Increased local procoagulant action: a mechanism contributing to the favorable hemostatic effect of recombinant FVIIa in PLT disorders.

BACKGROUND

Recombinant FVIIa (rFVIIa) has been shown to improve hemostasis in patients with thrombocytopenia and to prevent or control bleeding episodes in patients with inherited deficiencies of major PLT glycoproteins, but the mechanism of action is not well understood.

STUDY DESIGN AND METHODS

Effects of rFVIIa on hemostasis were explored with an in vitro perfusion technique. Blood samples, from healthy donors or from patients with congenital defects of PLT glycoprotein IIb-IIIa (GPIIb-IIIa), were anticoagulated with low-molecular-weight heparin. Experimental thrombocytopenia (<6000 PLTs/microL) was induced by a filtration procedure. rFVIIa was added to blood samples at therapeutic concentrations.

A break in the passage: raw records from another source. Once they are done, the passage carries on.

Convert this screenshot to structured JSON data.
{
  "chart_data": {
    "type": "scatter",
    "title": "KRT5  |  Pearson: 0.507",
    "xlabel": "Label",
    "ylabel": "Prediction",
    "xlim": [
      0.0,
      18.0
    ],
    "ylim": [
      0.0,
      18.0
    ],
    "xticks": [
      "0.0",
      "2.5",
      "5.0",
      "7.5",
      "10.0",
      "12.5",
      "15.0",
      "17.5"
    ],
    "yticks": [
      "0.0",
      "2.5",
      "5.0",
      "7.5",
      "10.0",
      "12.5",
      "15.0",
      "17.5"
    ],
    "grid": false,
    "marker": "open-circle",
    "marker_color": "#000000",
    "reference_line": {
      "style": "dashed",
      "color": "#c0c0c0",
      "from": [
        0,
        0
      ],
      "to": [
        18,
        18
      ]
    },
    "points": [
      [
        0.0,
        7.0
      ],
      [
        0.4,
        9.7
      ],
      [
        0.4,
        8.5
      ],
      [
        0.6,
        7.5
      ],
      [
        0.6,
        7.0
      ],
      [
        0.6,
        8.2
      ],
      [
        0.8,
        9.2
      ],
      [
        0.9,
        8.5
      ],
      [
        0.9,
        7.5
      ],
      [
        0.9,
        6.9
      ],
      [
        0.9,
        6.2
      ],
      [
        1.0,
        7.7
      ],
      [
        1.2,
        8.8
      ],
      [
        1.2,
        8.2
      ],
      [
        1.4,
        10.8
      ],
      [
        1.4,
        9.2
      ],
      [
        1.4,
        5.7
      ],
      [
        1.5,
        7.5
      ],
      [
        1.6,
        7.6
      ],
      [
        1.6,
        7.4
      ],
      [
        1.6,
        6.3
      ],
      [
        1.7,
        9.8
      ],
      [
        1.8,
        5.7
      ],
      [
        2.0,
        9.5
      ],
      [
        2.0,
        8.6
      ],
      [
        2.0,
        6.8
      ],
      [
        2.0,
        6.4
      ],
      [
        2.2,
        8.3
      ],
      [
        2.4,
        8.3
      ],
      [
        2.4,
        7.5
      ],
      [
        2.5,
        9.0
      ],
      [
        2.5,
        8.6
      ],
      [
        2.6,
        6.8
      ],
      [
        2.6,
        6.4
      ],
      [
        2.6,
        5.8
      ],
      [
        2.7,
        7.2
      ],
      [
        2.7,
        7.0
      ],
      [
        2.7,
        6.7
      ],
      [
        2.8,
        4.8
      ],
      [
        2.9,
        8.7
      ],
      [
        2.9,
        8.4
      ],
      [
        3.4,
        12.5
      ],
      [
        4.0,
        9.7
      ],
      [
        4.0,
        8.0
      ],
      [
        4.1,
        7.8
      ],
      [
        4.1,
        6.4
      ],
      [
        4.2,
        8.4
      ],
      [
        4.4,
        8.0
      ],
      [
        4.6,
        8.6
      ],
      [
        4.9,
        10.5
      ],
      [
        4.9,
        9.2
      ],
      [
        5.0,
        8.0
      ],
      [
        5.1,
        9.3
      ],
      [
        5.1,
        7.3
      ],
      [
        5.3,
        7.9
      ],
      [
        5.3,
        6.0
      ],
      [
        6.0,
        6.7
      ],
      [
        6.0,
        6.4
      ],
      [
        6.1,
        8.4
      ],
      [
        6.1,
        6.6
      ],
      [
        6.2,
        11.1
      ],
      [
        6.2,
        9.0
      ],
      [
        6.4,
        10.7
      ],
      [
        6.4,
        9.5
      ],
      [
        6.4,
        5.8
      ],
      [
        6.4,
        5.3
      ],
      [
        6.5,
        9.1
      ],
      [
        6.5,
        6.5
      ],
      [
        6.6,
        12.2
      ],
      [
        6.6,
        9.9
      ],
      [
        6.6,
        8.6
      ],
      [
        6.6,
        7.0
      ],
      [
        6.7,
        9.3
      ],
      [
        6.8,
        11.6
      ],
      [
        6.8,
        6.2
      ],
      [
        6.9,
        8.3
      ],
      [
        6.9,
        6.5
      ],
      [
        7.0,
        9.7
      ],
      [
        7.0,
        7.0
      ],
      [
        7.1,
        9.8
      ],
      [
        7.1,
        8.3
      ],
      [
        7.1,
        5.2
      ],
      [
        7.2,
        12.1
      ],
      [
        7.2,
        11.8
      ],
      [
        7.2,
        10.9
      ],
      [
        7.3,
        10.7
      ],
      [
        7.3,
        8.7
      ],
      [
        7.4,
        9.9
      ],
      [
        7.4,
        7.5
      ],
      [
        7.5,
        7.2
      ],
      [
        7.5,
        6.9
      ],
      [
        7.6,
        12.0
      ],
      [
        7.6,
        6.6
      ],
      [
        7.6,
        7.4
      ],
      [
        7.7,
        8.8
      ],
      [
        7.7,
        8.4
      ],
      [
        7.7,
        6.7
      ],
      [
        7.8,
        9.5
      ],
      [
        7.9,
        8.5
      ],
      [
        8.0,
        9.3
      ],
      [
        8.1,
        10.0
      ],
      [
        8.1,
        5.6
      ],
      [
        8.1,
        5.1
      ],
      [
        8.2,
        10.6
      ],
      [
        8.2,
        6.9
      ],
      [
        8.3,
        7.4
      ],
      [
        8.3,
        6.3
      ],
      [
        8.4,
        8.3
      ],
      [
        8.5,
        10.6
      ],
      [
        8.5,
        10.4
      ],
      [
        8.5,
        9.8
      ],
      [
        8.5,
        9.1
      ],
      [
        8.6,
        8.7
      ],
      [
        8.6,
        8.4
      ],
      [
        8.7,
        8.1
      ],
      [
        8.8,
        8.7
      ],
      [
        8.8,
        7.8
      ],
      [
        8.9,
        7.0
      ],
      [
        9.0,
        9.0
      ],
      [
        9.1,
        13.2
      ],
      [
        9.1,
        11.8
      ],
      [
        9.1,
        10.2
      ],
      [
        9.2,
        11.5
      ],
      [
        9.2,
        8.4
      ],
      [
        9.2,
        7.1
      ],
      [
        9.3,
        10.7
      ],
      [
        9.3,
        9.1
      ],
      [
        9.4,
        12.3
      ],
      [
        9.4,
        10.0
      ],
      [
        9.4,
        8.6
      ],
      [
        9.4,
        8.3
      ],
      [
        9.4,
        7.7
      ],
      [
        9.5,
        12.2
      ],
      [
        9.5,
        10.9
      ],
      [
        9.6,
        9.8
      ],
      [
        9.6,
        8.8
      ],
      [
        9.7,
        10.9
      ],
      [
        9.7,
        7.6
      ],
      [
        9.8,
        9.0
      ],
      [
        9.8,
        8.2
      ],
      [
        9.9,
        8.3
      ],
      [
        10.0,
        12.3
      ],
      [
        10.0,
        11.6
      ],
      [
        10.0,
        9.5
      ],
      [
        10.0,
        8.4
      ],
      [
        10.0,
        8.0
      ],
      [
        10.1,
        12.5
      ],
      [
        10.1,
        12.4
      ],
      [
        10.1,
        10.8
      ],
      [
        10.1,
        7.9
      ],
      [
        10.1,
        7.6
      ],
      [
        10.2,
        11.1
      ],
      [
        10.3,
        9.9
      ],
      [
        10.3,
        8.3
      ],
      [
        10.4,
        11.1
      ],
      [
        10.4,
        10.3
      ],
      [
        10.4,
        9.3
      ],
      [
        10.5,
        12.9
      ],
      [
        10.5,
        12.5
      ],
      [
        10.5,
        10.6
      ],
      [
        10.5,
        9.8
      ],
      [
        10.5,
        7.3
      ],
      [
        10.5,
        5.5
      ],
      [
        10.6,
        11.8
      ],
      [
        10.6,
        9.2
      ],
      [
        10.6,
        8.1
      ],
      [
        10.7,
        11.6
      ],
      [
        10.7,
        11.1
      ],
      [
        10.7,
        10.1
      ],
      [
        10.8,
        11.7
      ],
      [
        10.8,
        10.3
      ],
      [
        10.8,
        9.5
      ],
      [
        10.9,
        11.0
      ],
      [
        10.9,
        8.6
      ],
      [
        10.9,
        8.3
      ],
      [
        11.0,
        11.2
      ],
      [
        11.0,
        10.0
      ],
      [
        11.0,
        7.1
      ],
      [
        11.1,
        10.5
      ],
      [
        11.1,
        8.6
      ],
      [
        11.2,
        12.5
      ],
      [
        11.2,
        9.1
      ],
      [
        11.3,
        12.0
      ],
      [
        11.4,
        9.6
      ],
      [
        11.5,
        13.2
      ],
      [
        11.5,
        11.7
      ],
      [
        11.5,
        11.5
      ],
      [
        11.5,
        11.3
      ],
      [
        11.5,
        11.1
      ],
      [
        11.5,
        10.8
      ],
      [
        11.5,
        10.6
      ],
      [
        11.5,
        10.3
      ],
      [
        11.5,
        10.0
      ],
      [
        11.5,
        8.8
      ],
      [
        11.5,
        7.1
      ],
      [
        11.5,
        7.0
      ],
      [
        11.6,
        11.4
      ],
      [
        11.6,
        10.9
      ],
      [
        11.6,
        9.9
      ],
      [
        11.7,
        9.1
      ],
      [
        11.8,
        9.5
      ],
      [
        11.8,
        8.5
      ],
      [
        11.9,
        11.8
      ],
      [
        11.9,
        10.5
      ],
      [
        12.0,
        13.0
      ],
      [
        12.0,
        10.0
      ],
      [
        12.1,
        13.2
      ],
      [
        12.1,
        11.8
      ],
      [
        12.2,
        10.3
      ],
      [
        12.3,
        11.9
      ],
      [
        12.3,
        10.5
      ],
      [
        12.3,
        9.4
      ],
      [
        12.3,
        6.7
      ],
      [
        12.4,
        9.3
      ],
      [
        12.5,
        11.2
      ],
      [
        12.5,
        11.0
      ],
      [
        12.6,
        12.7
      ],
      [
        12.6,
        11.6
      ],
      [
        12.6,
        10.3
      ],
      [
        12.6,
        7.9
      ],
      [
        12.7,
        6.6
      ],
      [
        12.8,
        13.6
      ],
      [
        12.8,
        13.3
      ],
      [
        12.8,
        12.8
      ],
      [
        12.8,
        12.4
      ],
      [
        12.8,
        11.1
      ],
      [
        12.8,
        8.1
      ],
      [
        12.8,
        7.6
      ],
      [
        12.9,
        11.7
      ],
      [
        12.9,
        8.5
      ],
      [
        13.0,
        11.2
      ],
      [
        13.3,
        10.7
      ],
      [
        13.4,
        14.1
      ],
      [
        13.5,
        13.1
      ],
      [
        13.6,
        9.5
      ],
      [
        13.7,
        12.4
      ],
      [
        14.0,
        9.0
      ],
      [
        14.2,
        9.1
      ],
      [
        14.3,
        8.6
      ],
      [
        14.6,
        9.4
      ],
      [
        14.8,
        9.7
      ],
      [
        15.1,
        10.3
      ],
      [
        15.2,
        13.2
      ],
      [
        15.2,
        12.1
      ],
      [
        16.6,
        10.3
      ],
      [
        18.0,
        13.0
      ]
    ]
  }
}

A severe GPIIb-IIIa impairment was also induced by exposure of normal blood samples to a specific antibody. Perfusion studies were performed through annular chambers containing damaged vascular segments. The presence of fibrin and PLTs on the perfused subendothelium was morphometrically quantified.

RESULTS

Under conditions of experimental thrombocytopenia, addition of rFVIIa enhanced fibrin formation in a dose-dependent manner (p < 0.05). Improvements in local fibrin generation and partial restoration of PLT interactions were also observed after incubation of blood from patients with Glanzmann's thrombasthenia with rFVIIa at 5 microg per mL (180 microg/kg). Similar improvements were observed in blood samples incubated with antibodies to GPIIb-IIIa. rFVIIa in whole normal blood also enhanced fibrin formation but PLT deposition was unaffected. Evaluation of prothrombin fragments 1 and 2 in the perfusates confirmed that rFVIIa increased thrombin generation in all cases.

CONCLUSION

Our data indicate that rFVIIa promotes a procoagulant activity at sites of vascular damage. This mechanism could explain the beneficial hemostatic effect of rFVIIa in patients with thrombocytopenia or with Glanzmann's thrombasthenia.